Friday, March 14, 2014

custom filters score query performance issue

Environment Details
  • No of shards - 1
  • Data nodes - 34
  • Master nodes - 3
  • No of document types - 2 (type 1 - parent docs & type 2 - child docs) 
  • Total no of documents - 1.6 million 
  • Document Store size - 2GB
  • Request volume - 600000 per minute

Search Query

{
   "from":0,
   "size":5,
   "timeout":450,
   "query":{
      "filtered":{
         "query":{
            "custom_filters_score":{
               "query":{
                  "match_all":{

                  }
               },
               "filters":[],
               "score_mode":"multiply"
            }
         },
         "filter":{
            "and":{
               "filters":[
                  {
                     "bool":{}
                  },
                  {
                     "bool":{}
                  },
                  {
                     "or":{}
                  }
               ]
            }
         }
      }
   },
   "sort":[
      {
         "priority":{
            "order":"asc",
            "ignore_unmapped":true
         }
      },
      {
         "_score":{

         }
      }
   ]
}

Expected Behavior

The above mentioned query is a filtered query comprising of a custom_filters_score query and a set of eliminating filters highlighted in orange. There are 1.6 million documents out of which 1300 documents are of type 1 (parent) and the remaining are type 2 (child). The expected behavior was, eliminating filters will end up  fetching a smaller set of type 1 documents which will be passed to the custom_filters_score query, so that the scoring process will be executed only for those filtered set of documents.

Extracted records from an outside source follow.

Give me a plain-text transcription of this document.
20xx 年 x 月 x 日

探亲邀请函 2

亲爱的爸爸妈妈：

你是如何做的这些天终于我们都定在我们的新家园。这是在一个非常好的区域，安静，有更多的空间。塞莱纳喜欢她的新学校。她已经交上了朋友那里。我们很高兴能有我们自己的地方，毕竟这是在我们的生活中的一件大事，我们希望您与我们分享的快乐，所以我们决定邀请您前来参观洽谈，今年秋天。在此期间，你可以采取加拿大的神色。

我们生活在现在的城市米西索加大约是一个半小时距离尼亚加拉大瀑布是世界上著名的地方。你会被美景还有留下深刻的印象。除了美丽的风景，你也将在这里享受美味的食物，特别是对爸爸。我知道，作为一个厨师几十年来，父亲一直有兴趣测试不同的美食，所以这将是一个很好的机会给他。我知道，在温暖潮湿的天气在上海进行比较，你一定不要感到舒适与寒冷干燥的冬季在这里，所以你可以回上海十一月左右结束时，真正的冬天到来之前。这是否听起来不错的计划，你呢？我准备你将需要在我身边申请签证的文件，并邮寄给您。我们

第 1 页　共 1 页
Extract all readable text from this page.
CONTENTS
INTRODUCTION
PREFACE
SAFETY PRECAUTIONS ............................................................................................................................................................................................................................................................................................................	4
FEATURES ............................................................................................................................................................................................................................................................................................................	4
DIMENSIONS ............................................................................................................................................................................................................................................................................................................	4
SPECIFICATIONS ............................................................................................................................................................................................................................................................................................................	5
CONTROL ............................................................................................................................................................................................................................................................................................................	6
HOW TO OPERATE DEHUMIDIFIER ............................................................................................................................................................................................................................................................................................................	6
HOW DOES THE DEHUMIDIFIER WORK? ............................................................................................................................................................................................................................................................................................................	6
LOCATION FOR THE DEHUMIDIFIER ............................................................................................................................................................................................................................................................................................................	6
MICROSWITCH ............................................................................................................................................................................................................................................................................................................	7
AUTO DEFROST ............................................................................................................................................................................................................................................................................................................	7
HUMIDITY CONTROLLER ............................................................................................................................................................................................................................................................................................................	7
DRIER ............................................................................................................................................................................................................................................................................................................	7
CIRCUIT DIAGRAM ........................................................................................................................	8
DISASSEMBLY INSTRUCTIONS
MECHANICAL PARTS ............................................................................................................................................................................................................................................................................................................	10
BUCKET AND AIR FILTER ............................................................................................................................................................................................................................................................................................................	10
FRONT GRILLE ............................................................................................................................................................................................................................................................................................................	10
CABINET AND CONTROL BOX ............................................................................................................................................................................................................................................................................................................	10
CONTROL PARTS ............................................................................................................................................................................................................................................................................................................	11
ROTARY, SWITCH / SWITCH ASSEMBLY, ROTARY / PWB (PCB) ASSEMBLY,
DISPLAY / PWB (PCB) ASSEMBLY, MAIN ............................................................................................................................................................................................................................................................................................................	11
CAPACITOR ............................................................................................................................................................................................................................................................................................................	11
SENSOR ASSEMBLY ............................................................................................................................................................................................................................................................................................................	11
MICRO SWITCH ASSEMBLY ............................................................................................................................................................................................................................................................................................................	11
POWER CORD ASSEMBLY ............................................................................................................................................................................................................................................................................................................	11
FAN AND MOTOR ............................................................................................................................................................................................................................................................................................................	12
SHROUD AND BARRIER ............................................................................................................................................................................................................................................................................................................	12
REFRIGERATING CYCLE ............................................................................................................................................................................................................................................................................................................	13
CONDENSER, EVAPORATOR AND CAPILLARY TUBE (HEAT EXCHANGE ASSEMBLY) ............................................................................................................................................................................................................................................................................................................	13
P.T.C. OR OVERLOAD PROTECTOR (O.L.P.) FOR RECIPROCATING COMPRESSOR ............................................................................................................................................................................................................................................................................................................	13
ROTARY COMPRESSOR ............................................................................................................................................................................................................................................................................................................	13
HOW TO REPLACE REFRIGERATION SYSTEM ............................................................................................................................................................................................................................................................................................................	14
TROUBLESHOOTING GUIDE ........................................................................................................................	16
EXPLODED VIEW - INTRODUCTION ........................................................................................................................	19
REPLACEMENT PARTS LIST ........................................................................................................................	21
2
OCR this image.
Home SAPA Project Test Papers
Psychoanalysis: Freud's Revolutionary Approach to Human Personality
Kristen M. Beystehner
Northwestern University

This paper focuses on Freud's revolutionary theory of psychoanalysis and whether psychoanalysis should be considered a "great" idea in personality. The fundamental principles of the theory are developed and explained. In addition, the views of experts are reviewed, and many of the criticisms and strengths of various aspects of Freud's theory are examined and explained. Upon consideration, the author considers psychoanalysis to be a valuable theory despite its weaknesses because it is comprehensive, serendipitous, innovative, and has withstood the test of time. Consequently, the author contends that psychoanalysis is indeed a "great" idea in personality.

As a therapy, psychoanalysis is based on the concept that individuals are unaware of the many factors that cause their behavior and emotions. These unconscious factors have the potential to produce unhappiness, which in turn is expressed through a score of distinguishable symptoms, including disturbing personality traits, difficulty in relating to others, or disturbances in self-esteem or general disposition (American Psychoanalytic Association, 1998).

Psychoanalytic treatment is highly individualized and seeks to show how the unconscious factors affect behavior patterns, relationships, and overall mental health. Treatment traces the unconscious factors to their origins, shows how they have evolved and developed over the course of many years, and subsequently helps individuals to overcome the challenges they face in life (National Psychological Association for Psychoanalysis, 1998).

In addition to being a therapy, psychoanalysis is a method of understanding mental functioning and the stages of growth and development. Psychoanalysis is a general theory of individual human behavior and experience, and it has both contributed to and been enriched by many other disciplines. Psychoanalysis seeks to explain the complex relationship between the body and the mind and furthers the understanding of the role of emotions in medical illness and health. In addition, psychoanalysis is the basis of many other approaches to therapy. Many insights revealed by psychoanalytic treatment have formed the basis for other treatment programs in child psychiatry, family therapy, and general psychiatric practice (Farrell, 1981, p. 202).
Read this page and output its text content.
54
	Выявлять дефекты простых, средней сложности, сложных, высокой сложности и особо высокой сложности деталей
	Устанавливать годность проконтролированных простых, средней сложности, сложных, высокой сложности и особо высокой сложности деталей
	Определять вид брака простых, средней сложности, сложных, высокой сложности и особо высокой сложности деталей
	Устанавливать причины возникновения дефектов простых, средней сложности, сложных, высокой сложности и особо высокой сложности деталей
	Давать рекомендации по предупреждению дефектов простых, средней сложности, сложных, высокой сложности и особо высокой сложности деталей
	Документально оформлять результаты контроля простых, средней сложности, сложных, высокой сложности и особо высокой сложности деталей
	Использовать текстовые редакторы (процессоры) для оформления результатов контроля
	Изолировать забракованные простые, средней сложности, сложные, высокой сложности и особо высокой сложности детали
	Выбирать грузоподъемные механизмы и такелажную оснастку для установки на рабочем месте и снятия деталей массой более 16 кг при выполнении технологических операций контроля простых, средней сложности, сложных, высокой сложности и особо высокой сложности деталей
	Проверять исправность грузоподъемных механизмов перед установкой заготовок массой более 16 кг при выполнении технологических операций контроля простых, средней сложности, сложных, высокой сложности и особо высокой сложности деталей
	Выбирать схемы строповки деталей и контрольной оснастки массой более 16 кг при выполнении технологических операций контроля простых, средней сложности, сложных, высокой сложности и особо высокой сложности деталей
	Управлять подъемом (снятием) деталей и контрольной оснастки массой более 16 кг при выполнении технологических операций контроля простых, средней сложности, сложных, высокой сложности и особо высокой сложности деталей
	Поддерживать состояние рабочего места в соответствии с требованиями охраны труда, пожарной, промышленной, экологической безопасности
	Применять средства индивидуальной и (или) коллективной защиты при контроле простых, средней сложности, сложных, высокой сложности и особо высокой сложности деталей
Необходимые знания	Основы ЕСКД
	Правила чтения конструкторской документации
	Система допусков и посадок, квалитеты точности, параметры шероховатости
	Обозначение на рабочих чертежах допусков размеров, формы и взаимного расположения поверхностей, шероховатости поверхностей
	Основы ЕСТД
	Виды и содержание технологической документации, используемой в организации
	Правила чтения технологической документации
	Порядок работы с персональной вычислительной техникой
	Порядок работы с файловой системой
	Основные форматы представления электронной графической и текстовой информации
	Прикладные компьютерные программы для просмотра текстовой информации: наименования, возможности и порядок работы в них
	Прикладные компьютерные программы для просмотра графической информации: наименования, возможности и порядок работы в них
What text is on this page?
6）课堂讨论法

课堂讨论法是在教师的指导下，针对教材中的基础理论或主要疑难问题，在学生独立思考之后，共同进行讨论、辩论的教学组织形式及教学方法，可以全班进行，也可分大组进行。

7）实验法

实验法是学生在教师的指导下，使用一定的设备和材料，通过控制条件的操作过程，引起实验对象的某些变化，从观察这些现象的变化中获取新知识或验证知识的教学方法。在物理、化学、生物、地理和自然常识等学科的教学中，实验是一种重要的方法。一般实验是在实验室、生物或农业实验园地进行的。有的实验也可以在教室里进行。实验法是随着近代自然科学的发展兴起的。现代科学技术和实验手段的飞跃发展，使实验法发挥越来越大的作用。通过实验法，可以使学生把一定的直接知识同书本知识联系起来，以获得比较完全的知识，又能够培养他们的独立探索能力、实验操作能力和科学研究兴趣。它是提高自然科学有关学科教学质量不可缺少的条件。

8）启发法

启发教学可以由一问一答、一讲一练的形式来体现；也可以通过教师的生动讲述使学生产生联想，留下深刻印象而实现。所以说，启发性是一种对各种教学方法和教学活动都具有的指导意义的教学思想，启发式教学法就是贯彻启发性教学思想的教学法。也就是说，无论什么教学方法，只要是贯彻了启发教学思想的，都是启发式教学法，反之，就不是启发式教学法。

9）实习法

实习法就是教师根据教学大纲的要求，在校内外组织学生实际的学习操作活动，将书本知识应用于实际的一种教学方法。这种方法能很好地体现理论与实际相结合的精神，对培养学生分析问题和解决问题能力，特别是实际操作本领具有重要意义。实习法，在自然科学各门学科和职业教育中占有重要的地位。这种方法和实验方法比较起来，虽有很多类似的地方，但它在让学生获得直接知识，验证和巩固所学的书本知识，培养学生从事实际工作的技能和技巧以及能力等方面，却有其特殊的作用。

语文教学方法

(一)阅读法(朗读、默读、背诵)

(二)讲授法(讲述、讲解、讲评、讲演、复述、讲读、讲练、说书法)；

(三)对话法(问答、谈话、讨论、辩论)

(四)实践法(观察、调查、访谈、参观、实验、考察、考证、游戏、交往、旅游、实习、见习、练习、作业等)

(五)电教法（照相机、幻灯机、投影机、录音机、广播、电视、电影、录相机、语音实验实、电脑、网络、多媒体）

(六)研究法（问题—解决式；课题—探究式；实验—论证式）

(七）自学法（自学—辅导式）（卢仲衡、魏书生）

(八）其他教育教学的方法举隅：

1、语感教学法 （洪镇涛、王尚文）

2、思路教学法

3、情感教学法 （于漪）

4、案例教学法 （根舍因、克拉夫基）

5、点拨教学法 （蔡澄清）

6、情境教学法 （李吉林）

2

For example,  the eliminating filter has a filter on document type (value - type1) that will narrow the search to 1300 documents (all docs of type 1) and then reduce the result count further by applying other eliminating filters. Documents that passed all eliminating filters will then be fed to the custom_filters_score query and the scoring process will be limited to those filtered documents. Top 5 documents will be then returned as the end result.

Actual Behavior

For every request, 1.6 million docs is processed as the match all query under custom_filters_score was getting executed. Each of those document is evaluated against the eliminating filters (AND DocIdset comprising of two BOOL filters and one OR filter with an mvel script) to be considered for scoring process. Though the scoring process is executed only on a limited set of documents, fetching all documents for every request is a major performance bottleneck. Query response time was between ~50 to ~80ms and the 8 core cpu was on its max capacity (800%) all the time. Refer to the "Lucene Internals" section below that explains this behavior.

Query Optimization

For the scenario discussed here, it was sufficient to process parent documents and so the match all query was replaced with a _type term query ({"query":{"term":{"_type":"type1"}}). Post the change the query under custom_filters_score fetches only type 1 docs (1300 only instead of 1.6 million) and evaluates it against the eliminating filters. This has a significant impact on the response time and the CPU utilization. Query response time is between ~2ms to ~24ms and the 8 core cpu utilization is less than 400%.

Lucene Internals

On parsing the filtered query, FilteredQueryParser.java parse method determines the strategy to be used for processing as CustomRandomAccessFilterStrategy with a threshold value of -1. Refer to the  code snippet from CustomRandomAccessFilterStrategy.java:

            if (threshold == -1) {
                // default  value, don't iterate on only apply filter after query if its not a "fast" docIdSet
                if (!DocIdSets.isFastIterator(docIdSet)) {
                    return FilteredQuery.QUERY_FIRST_FILTER_STRATEGY.filteredScorer(context, scoreDocsInOrder, topScorer, weight, docIdSet);
                }
            }

The eliminating filter (query section highlighted in orange) results in AndDocIdSet. As AndDocIdSet is not a fast iterator (instance of FixedBitSet is a fast iterator), Lucene uses the QUERY_FIRST_FILTER_STRATEGY to process the request. Refer to the comments from FilteredQuery.java about use of QUERY_FIRST_FILTER_STRATEGY:

   * <p>
   * Use this strategy if the filter computation is more expensive than document
   * scoring or if the filter has a linear running time to compute the next
   * matching doc like exact geo distances.
   * </p>

The above mentioned lucene code path, resulted in the execution of the query first (query under custom_filters_score) followed by filtering. Documents returned by the query is then evaluated with the AndDocIdSet. Only those documents that evaluated to true in the AndDocIdSet (if (filterbits.get(scorerDoc))) will be considered for scoring process and the remaining will be skipped.